Are these three giant girders the composing items of Richard Serra's Fulcrum? That artwork seems to match this description here, but a quick Google search does not provide confirmation that the girders were made into art for this piece. If so, I think this article should clarify that Broad Street station lives on in this form. --220.127.116.11 (talk) 13:50, 26 March 2010 (UTC) KeplerNiko
Literature on Richard Serra and his Fulcrum make no reference to the metal work being composed of former girders from the demolished part of the viaduct.
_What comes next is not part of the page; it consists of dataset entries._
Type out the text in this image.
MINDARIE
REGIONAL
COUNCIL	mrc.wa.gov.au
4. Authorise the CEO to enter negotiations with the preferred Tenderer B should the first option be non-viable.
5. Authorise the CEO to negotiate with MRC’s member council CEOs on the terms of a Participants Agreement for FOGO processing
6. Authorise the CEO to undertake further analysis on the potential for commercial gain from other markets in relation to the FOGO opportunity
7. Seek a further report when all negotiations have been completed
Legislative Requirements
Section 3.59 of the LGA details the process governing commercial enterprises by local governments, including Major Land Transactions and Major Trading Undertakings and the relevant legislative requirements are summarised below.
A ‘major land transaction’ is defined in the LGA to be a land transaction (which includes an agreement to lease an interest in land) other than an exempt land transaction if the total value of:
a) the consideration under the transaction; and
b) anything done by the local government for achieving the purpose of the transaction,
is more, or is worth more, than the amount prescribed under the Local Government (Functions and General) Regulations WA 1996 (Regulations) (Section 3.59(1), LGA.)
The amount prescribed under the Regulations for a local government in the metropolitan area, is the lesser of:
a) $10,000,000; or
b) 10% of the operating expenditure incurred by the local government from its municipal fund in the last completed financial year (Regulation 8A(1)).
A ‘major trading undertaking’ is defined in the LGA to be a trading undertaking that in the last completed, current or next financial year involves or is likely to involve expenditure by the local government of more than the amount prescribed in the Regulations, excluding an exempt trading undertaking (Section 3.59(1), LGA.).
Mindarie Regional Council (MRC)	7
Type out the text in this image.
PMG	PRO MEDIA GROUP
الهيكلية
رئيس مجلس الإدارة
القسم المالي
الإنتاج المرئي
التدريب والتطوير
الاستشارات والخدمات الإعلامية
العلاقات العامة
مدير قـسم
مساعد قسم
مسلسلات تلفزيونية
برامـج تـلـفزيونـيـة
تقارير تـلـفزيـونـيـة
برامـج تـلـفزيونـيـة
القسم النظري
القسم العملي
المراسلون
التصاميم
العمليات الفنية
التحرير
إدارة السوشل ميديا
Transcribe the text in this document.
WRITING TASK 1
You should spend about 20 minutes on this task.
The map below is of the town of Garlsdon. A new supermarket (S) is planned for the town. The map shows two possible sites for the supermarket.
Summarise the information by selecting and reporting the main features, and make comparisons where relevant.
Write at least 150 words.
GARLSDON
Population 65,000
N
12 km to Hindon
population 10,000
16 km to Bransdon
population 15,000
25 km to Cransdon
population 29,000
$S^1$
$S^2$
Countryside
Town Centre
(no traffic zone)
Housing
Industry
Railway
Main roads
I campaigned against the loss of North London Line services to the City(but not specifically the closure of Broad Street station)but when the services and the station were lost was told by the British Rail staff involved in the issue that some of the girders from the demolished viaduct were to be used in a feature at the entrance to the new development and then, in due course, that is what appeared. Frankly, I knew nothing of Richard Serra or Fulcrum until reading the above. It would be good to hear from someone who knows whether we are talking about the same thing and, if so, the artwork did use the old girders. — Preceding unsigned comment added by Sanderjo (talk • contribs) 20:56, 28 August 2012 (UTC)
What does "For example, from 1900 to 1905, passengers dropped by 4 percent and 13.4 percent;" mean? It doesn't make sense.